Рядом с ней сидел Вадим. Что ж, сосед как сосед! В меру заботлив, вежлив, наливает нарзан, передает тарелки с закусками, но ни в голосе его, ни во взгляде Надюша не замечает привычной нежности, той, что возвышает девушку в ее же глазах. Надя искала причину странного холодка и обидчиво хмурилась.
Начиналась цветная передача с северного строительства. Пока были вскрыты рудные пласты, а скоро здесь вырастет большой город. Мерцающая звездочка, которая сейчас светилась на экране, указывала лишь место будущего города за Полярным кругом. Телекамера находилась на самолете, поднялся он очень высоко, поэтому только и видна звездочка.

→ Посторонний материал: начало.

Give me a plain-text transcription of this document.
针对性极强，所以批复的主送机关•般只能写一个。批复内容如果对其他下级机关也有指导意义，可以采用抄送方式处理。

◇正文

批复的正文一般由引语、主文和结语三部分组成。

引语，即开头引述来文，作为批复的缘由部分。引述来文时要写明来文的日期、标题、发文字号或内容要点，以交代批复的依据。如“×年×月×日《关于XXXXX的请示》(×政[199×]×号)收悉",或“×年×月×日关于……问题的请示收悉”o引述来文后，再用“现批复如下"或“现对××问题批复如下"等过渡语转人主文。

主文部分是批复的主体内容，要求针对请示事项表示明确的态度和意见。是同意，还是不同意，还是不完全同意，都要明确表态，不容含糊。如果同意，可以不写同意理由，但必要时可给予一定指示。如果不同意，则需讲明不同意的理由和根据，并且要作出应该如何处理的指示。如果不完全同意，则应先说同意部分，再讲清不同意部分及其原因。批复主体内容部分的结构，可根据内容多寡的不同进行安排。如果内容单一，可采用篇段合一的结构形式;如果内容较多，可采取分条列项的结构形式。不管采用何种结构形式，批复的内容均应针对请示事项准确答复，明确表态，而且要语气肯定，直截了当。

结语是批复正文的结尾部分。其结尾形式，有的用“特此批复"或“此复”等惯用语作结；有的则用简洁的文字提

Но вот самолет стал быстро снижаться. Темнота уплыла за края экрана, в центре его светился кратер, наполненный до краев не кипящей лавой, а точно гигантскими раскаленными спицами. Это лучи прожекторов. Они ползали, как живые, упирались в края кратера, скользили вниз, где сразу укорачивались и пропадали. В другом месте мягко прыгали голубые фосфоресцирующие мячи и, взлетая вверх, лопались, окутывая кратер светлым дымком.
Самолет с телекамерой спускается ниже. На экране мелькают расплывчатые отблески. Изображение становится четче, яснее. Темная, будто залитая тушью, тундровая степь. Блестит, как серебряная стружка, извивающаяся река. Рядом вспыхивают и гаснут огни, а вдали виднеется светлая поверхность моря.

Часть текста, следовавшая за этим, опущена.